The Board’s proposal is, in essence, a reissuance of a rule proposed by the Board on June 22, 2011. On December 22, 2011, the Board issued a final rule, which the United States District Court for the District of Columbia struck down on the ground that the Board lacked a quorum when it approved the final rule. Now, the Board is again proposing the same changes and asking for any comments the public may have on whether or how the Board should act on the proposed rule.
In support of the reissuance of the 2011 proposal, a majority of the NLRB noted its belief that the reasons that existed for the rule changes in 2011 are still current. In the last decade, more than 90% of representation elections were conducted within 56 days of the filing of a petition. During the same time, the median time between petition and election was 37-39 days. In fiscal 2010, the average time from petition to election was 31 days. In the context of federal government responsiveness, a 31-day, or even a 37-day, turnaround is relatively quick. Not so, according to many in organized labor and the three NLRB members who endorsed the rule changes.

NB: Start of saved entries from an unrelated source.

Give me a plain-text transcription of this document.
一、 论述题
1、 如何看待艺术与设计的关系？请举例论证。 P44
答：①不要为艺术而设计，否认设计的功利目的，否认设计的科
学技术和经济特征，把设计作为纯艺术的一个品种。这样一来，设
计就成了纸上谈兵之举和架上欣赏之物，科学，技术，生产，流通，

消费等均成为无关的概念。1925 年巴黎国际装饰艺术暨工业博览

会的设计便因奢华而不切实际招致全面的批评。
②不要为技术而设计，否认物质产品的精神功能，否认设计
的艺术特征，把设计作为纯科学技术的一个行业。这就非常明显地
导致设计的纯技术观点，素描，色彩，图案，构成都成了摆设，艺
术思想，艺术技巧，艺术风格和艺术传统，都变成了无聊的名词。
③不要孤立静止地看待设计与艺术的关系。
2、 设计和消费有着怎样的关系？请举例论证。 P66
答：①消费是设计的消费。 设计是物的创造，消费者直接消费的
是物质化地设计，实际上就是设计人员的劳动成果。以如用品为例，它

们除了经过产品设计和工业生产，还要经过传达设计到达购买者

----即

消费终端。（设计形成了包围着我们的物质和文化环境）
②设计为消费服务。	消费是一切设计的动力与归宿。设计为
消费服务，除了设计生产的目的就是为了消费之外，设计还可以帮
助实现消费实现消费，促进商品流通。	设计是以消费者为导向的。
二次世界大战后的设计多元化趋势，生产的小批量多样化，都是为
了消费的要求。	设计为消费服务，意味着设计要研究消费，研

Two Board members, Philip A. Miscimarra and Harry I. Johnson, III, dissented from the Board’s Notice of Proposed Rulemaking (“NPRM”), citing the proposal’s destructive effect on procedural safeguards and employers’ and employees’ ability to communicate effectively among themselves regarding the prospect of a union in the workplace. “Among other things, the NPRM would impermissibly conduct expedited elections before a hearing is held regarding fundamental questions such as who is actually eligible to vote, thereby resulting in an ‘election now, hearing later,’” the dissent asserted. “The NPRM would improperly shorten the time needed for employees to understand relevant issues, compelling them to ‘vote now, understand later.’ It would also curtail the right of employers, unions and employees to engage in protected speech.”
The NLRB proposal, which was published in the Federal Register on February 6, 2014, would eliminate pre-election evidentiary hearings and requests for review and defer decision on virtually all issues relating to appropriateness of units and voter eligibility now decided at the pre-election stage. The amendments would also expand the personal information relating to employees which employers are required to disclose to unions in voter eligibility lists known as “Excelsior lists.” Specifically, the proposed amendments would require that both telephone numbers and email addresses, if available, be included along with employees’ names and addresses. In addition, the NLRB would require that the employer disclose the employee’s work location, shift, and classification.

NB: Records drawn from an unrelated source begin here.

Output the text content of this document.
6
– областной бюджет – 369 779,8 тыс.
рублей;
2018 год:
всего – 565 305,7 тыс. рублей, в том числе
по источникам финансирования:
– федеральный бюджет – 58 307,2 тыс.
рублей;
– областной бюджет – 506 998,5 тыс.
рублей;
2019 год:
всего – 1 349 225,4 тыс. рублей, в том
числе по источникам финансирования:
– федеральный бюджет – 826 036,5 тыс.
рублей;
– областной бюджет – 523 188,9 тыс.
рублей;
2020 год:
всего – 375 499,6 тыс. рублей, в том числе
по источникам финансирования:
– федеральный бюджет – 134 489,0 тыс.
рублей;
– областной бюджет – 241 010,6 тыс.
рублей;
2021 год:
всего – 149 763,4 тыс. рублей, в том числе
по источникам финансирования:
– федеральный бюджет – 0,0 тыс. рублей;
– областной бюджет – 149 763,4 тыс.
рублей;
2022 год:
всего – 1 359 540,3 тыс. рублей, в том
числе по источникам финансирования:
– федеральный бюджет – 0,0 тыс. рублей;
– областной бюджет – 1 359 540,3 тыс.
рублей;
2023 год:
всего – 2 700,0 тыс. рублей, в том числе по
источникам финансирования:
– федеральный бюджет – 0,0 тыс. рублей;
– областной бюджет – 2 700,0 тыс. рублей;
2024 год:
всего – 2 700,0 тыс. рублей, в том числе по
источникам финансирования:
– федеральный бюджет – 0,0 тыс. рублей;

The effect of the proposal would be significant. In union organizing drives, organizers often conduct their activities underground and employers have no hint of organizing activity until the union files its petition at the NLRB. Under the NLRB’s current process, the median campaign time of 37-39 days is a relatively short period which generally helps unions. The NLRB’s election statistics show that, under current rules, unions won approximately 63% of certification elections in the decade 2004-2013. By shortening the time between petition and election, the NLRB proposal will almost certainly increase organized labor’s win rate. Although a dissenting Board member indicated in the 2011 NPRM that the proposed rule would cut the time between petition election to 10-21 days, the 2014 NPRM is silent with respect to any predicted timeframe that the proposed rule changes will impose.

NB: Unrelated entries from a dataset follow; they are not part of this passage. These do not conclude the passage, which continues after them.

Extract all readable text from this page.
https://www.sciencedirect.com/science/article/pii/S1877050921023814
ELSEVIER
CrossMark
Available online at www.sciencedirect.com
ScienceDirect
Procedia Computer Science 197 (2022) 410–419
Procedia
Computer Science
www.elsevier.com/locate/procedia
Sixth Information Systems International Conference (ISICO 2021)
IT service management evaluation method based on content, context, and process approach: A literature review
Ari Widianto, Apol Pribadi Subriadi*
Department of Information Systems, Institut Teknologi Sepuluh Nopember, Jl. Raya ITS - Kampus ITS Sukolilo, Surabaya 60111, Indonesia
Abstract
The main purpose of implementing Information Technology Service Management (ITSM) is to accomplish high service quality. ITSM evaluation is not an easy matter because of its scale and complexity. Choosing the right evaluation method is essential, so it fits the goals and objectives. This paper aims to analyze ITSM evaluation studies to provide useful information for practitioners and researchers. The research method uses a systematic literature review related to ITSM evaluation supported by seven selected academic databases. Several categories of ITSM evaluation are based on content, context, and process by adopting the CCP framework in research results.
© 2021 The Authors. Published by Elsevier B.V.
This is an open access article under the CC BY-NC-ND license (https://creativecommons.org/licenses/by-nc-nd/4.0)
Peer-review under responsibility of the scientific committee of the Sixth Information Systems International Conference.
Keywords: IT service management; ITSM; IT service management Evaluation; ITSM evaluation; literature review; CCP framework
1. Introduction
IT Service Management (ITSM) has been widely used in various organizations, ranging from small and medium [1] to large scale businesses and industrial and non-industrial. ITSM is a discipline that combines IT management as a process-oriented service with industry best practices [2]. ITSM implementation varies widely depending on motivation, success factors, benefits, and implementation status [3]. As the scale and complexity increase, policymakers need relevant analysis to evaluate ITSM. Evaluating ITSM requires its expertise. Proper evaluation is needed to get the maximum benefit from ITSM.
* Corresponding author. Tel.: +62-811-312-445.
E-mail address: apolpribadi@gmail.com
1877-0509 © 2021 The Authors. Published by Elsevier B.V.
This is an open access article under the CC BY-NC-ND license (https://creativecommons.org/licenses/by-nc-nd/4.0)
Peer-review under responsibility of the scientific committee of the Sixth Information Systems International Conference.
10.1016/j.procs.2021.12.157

The NLRB’s rulemaking signals an aggressive use of regulatory power to accomplish objectives advocated by organized labor, and employers should be prepared to see more union organizing activity. The old adage that an ounce of prevention is better than a pound of cure will become more and more relevant. Accordingly, employers should consider proactive measures to prepare for a higher risk of organizing, including regular supervisor training in labor relations and communication to employees regarding how a union in the workplace can affect them. Effective communications with employees on labor relations can be accomplished through meetings with employees, letters and flyers, and the employer’s own notice postings, all of which should be considered by employers.